The Patterns Compose, And They Should

The cleanest mental model is to stop thinking of these as competing options. They aren't.

A modular monolith can use MVC at the request layer, DDD inside its richest module, and emit events to its own internal bus. When that monolith outgrows itself, you can carve one module out into a microservice without rewriting the rest. The microservice can speak to the monolith over events for the parts where eventual consistency is acceptable, and over synchronous APIs for the parts where it isn't. The DDD bounded contexts you drew at the start become the natural service boundaries later, because they were always real boundaries. You just hadn't paid for the network yet.
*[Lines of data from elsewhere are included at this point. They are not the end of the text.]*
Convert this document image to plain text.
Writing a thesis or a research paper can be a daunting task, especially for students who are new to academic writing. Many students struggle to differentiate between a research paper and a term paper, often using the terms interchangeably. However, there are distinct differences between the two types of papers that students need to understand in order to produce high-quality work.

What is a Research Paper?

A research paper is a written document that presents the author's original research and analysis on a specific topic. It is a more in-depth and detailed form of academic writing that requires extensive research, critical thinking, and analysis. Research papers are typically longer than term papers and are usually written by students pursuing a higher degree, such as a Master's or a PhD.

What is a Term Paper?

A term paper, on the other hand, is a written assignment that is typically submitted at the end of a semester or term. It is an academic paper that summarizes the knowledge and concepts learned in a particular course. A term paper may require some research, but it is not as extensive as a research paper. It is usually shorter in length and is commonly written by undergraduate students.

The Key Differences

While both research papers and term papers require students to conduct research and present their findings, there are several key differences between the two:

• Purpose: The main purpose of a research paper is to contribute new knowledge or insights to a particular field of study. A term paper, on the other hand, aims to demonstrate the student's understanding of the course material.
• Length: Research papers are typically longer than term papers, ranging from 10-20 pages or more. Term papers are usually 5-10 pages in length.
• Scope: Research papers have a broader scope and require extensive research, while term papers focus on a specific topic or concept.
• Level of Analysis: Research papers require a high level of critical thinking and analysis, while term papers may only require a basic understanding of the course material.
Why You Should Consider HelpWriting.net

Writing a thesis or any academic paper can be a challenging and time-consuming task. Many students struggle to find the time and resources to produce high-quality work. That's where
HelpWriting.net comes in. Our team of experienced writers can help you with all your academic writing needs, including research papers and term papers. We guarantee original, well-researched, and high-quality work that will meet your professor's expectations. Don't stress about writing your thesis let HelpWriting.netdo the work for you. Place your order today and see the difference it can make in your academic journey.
The reason "what should we use?" is the wrong question is that the answer is almost always "several of these, in the places where each one earns its keep". MVC at the edge. Modules in the middle. DDD where the rules are dense. Events where time decouples. Microservices when, and only when, the org is too big to share a repo.

The One-Question Test

If you take only one thing from all of this, take the question. Before you draw a single box on a whiteboard, before you open the framework's CLI, before you propose splitting anything. Ask:

"What painful behavior am I trying to make go away, and is the pattern I'm reaching for the cheapest way to make it go away?"

If you can't name the painful behavior, you're not solving a problem. You're decorating one. Architecture chosen by trend always becomes the next team's problem to escape.

Pick the pressure first. The pattern follows.